2025-12-10

Horror: encerraban a sus tres hijos, los golpeaban y obligaban a pasar hambre

La policía admitió que se trata de “uno de los peores casos de abuso infantil que han visto”.

La comunidad de O’Fallon, en el estado de Misuri, Estados Unidos, se encuentra profundamente impactada por la revelación de un horrendo caso de abuso infantil. Amberly Britton y Mark Myers, una pareja del área, han sido detenidos bajo graves acusaciones de maltrato hacia sus propios hijos, situación que ha sido catalogada por las autoridades como uno de los peores casos jamás vistos en la región.

El punto de quiebre en este escabroso caso se presentó cuando uno de los hijos de la pareja llegó a la escuela con significativas heridas, algo que encendió las alarmas de los educadores y condujo a una exhaustiva investigación por parte de las fuerzas del orden y los servicios sociales. Lo que las autoridades hallaron en la residencia familiar superó cualquier expectativa de maltrato imaginable: los armarios y refrigeradores asegurados con candados sugerían un acceso extremadamente restringido a los alimentos, lo que obligaba a los niños a urdir desesperadas estrategias para poder alimentarse. Esas medidas representaban solo el comienzo del descubrimiento de condiciones habitacionales deplorables.

 

 

El interior de la casa de esta familia era un escenario desolador y abandonado. Según el informe policial, los colchones carecían de sábanas, el ambiente estaba impregnado de un penetrante olor a orina y la calefacción era una necesidad insatisfecha en el hogar. Además, sorprendió a las autoridades el mecanismo de alta seguridad instalado en las puertas de las habitaciones, un sistema basado en cerraduras de huellas digitales que, en la práctica, privaba de libertad a los niños encerrándolos en pruebas insólitas de negligencia paterna. Y, por si fuera poco, una intervención en el lugar reveló la presencia de metanfetaminas, lo que traza un inquietante vínculo entre el abuso y actividades ilícitas.
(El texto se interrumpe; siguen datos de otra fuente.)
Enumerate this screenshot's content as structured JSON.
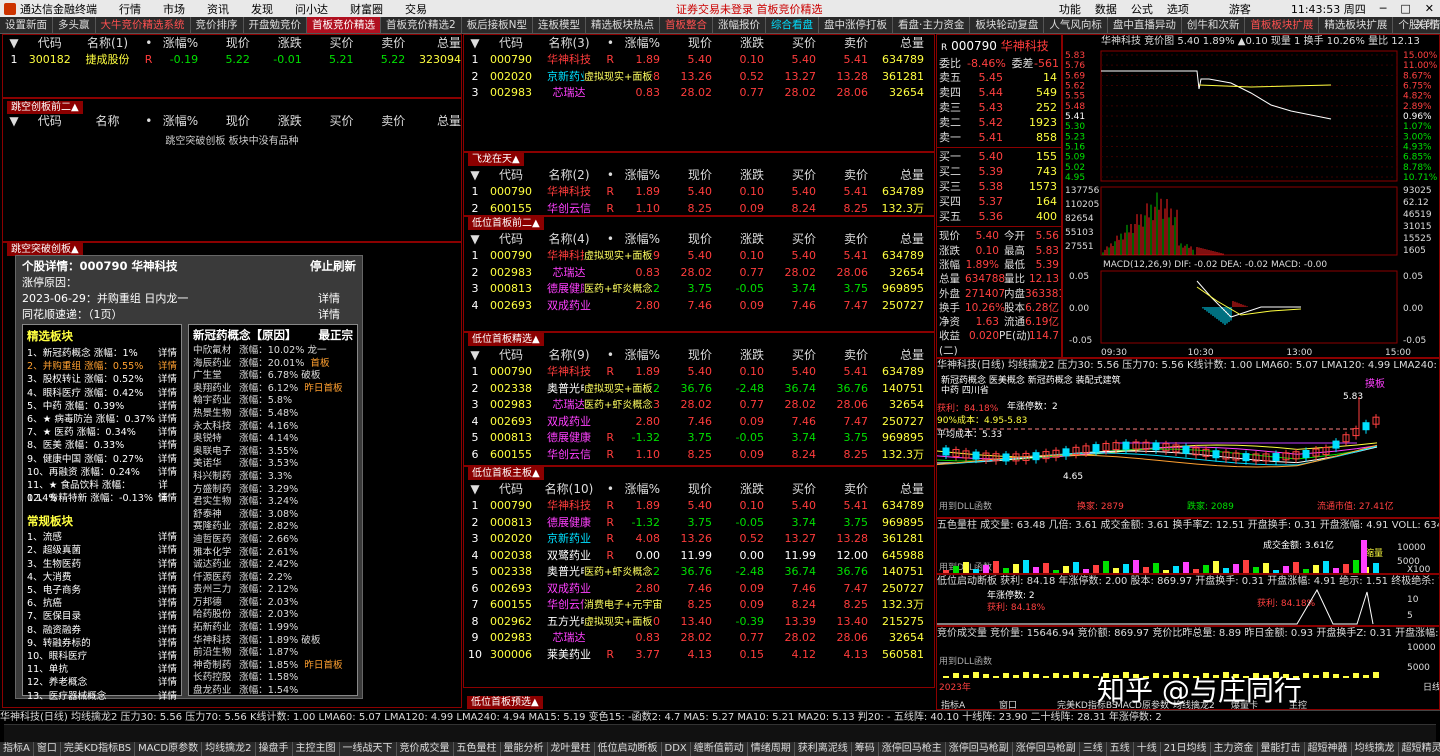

Lejos de mostrar algún tipo de arrepentimiento o culpa, Britton y Myers intentaron evitar asumir la responsabilidad por el estado de sus hijos, llegando al punto de acusarlos de ser mentirosos. Este hecho revela un perturbador escenario donde los menores no solo eran sujetos de violencia física y emocional, sino que también eran víctimas del total desinterés parental hacia su bienestar. Según sus propios testimonios, los chicos eran agredidos con objetos contundentes y frecuentemente encerrados durante prolongadas horas.

Los antecedentes criminales de ambos padres añaden una capa extra de horror a este caso ya de por sí estremecedor. Documentos judiciales confirman que Amberly Britton tiene antecedentes por actos similares que ponían en riesgo la integridad de niños, mientras que Mark Myers presenta un historial de acusaciones por violaciones legales, no haberse registrado como delincuente sexual, y posesión ilegal de drogas.

Este perturbador caso ha abierto un enérgico debate sobre la eficacia de los sistemas de detección temprana e intervención en casos de abuso infantil en el país, y ha planteado serios desafíos para la comunidad de servicios sociales y la autoridad judicial en aunar esfuerzos para enfrentarlo con todo el peso de la justicia.